Medical Science Monitor | 2014
Senem Erdogmus; Munevver Guler; Serpil Eroğlu; Nizami Duran
Background The supratrochlear foramen (STF) is an important and relatively common anatomic variation in the lower end of the humerus in humans. Its structure has received increased attention in recent years. Anatomical knowledge of STF is useful for anatomists, anthropologists, orthopedic surgeons, and radiologists. This aperture is of great interest to anthropologists who claim it as one of the points in establishing a relationship between humans and lower animals. The goal of this study was to describe the features of STF of the humerus in the Turkish population. Material/Methods All bones were obtained from the Department of Anatomy, Faculty of Medicine and Department of Antrophology, University of Mustafa Kemal, Hatay. A total of 166 dried humeri (83 right side and 83 left side), of which 78 belonged to males and 88 to females, were examined to determine the presence of supratrochlear foramen. Digital vernier calipers were used to measure the maximum width (transverse) and height (vertical) of the STF. Results Out of 166 bones, the foramen was present in 18 humeri (4 right side and 14 left side), showing the incidence as 10.8% with unpaired humeri. We observed 4 types of shape: oval, round, triangular, and sieve-like. The average diameter of the long (transverse) axis was 5.93±1.68 mm and the short (vertical) axis was 4.06±0.89 mm.
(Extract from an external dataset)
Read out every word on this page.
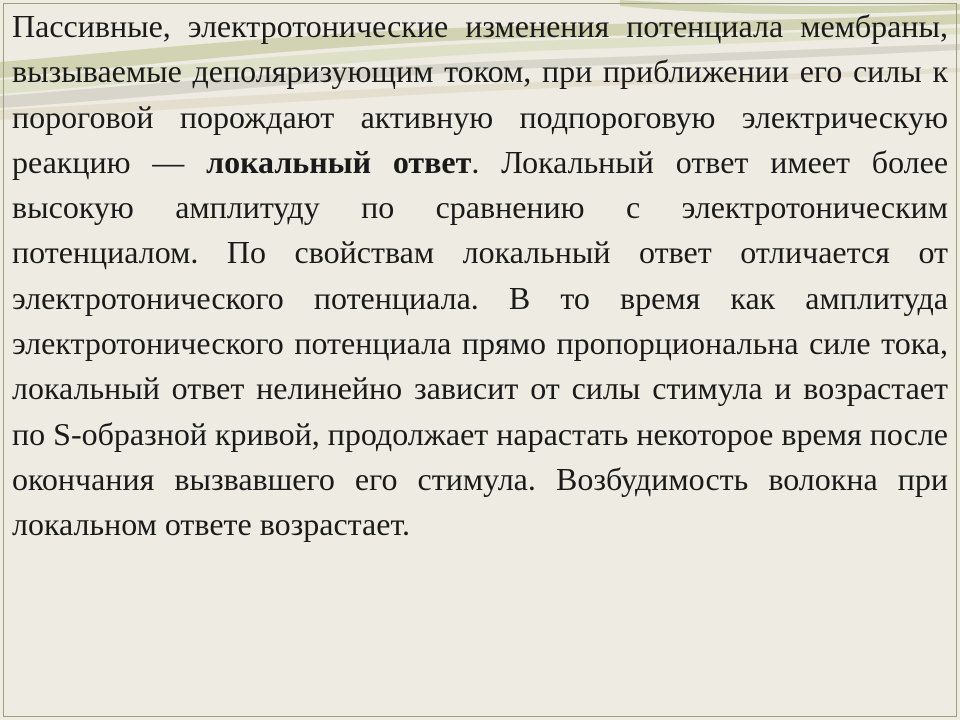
Пассивные, электротонические изменения потенциала мембраны, вызываемые деполяризующим током, при приближении его силы к пороговой порождают активную подпороговую электрическую реакцию — локальный ответ. Локальный ответ имеет более высокую амплитуду по сравнению с электротоническим потенциалом. По свойствам локальный ответ отличается от электротонического потенциала. В то время как амплитуда электротонического потенциала прямо пропорциональна силе тока, локальный ответ нелинейно зависит от силы стимула и возрастает по S-образной кривой, продолжает нарастать некоторое время после окончания вызвавшего его стимула. Возбудимость волокна при локальном ответе возрастает.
Some of the bones showed translucency of the bony septum, found in 17 (20.5%) on both sides of the humeri. Conclusions There are few studies about STF in the Turkish population. Knowledge of supratrochlear foramen in the distal humerus in humans is important in diagnostic orthopedics, in intramedullary nailing of the humerus, and in possibly increasing the risk of future low-energy fractures. In addition, STF is a radiolucent area in radiographs and may be misinterpreted as an osteolytic or cystic lesion.